Was re-reading the Transcript of last concall. VV has stated his pov, somewhat clearly, vehemently…
Things that are fairly clear:
a. Any doubts regarding double digit RoE have been put to rest. VV said it himself. And his life depends on it.
“we are for three businesses; the ones that I named earlier; credit card, retail liabilities and legacy liabilities. These three alone if they were to just break even forget being profitable; if they were just breakeven, we will add on a PAT basis, post-tax basis Rs. 500 crores for quarter. You add that Rs. 500 crores to the Rs. 340 crores, that takes us to about Rs. 840 crores. And the annualized Rs. 840 crores into 4 that Rs. 3,400 crores and you
divide Rs. 3400 crores with Rs. 20,000 crores, you know Rs. 21000 crores, you get to see that already touching an ROE of (+15%)”
b. His words "And then (after ROE 15%) you can imagine what a well governed bank with a good ROE growing at 25%, technologically very abled, what we should be valued at.
He touched on “valuation” right after he was asked about RM (go figure!)
In that question he said… intention to RM is clearly there, no doubts… but “There are so many points to close before you get to that point.” And in the next question, he talked about how high the valuation will reach in the short term.

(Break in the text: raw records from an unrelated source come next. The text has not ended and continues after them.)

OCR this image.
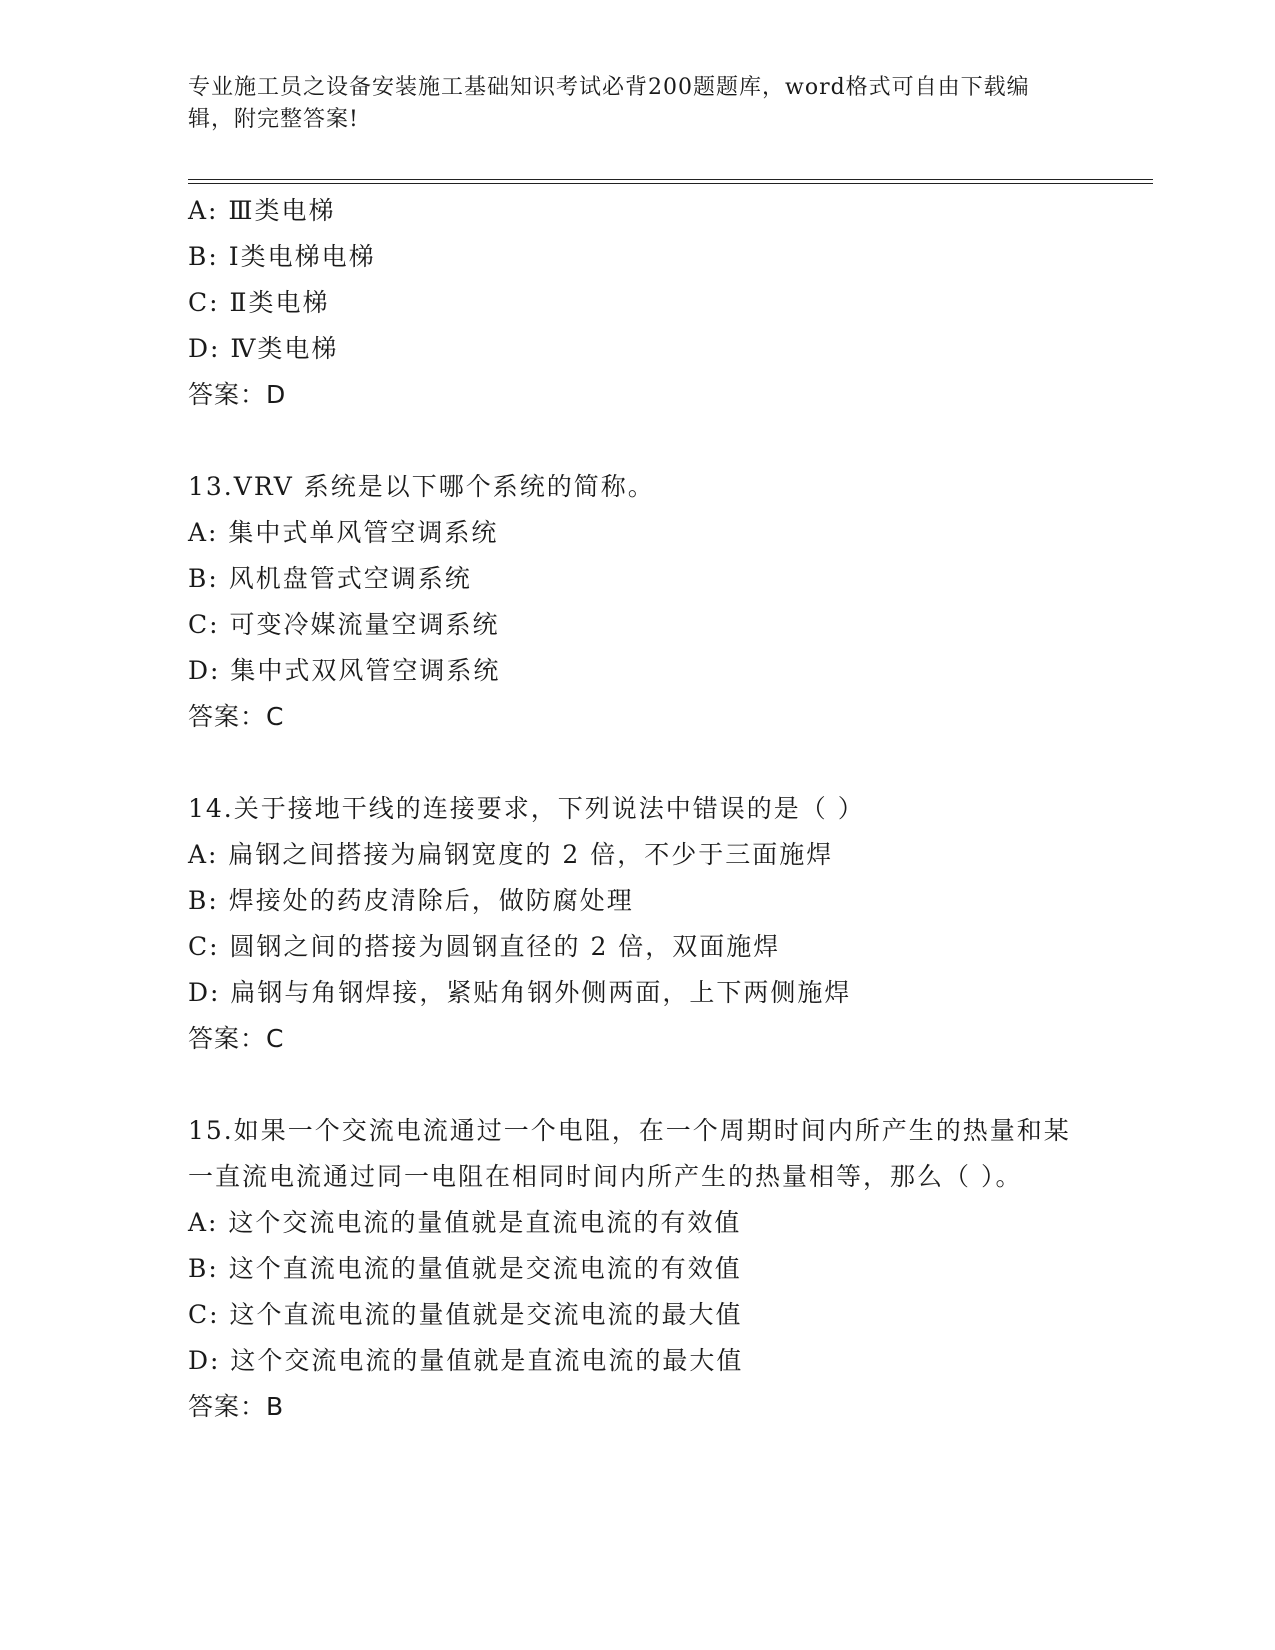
专业施工员之设备安装施工基础知识考试必背200题题库，word格式可自由下载编辑，附完整答案!
A: Ⅲ类电梯
B: Ⅰ类电梯电梯
C: Ⅱ类电梯
D: Ⅳ类电梯
答案：D
13.VRV 系统是以下哪个系统的简称。
A: 集中式单风管空调系统
B: 风机盘管式空调系统
C: 可变冷媒流量空调系统
D: 集中式双风管空调系统
答案：C
14.关于接地干线的连接要求，下列说法中错误的是（ ）
A: 扁钢之间搭接为扁钢宽度的 2 倍，不少于三面施焊
B: 焊接处的药皮清除后，做防腐处理
C: 圆钢之间的搭接为圆钢直径的 2 倍，双面施焊
D: 扁钢与角钢焊接，紧贴角钢外侧两面，上下两侧施焊
答案：C
15.如果一个交流电流通过一个电阻，在一个周期时间内所产生的热量和某一直流电流通过同一电阻在相同时间内所产生的热量相等，那么（ ）。
A: 这个交流电流的量值就是直流电流的有效值
B: 这个直流电流的量值就是交流电流的有效值
C: 这个直流电流的量值就是交流电流的最大值
D: 这个交流电流的量值就是直流电流的最大值
答案：B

This makes me think, the bank will wait for peak valuations, before signing up for RM. To me, “so many points” means he wants to bargain, and he will be in a stronger position to bargain after RoE goes double digit: That and that alone is his focus for next 8 quarters.
After this quarter and next quarter’s results, the above laid trajectory will be very clear, and then this stock will be buy at dips. Ready for a long bull run.
However, COVID has taught us that, such calamitous events that can disrupt retail lending will be really bad for this business, will cause sharp swings. Being invested in this bank for the long term, wont be without its set of heartaches.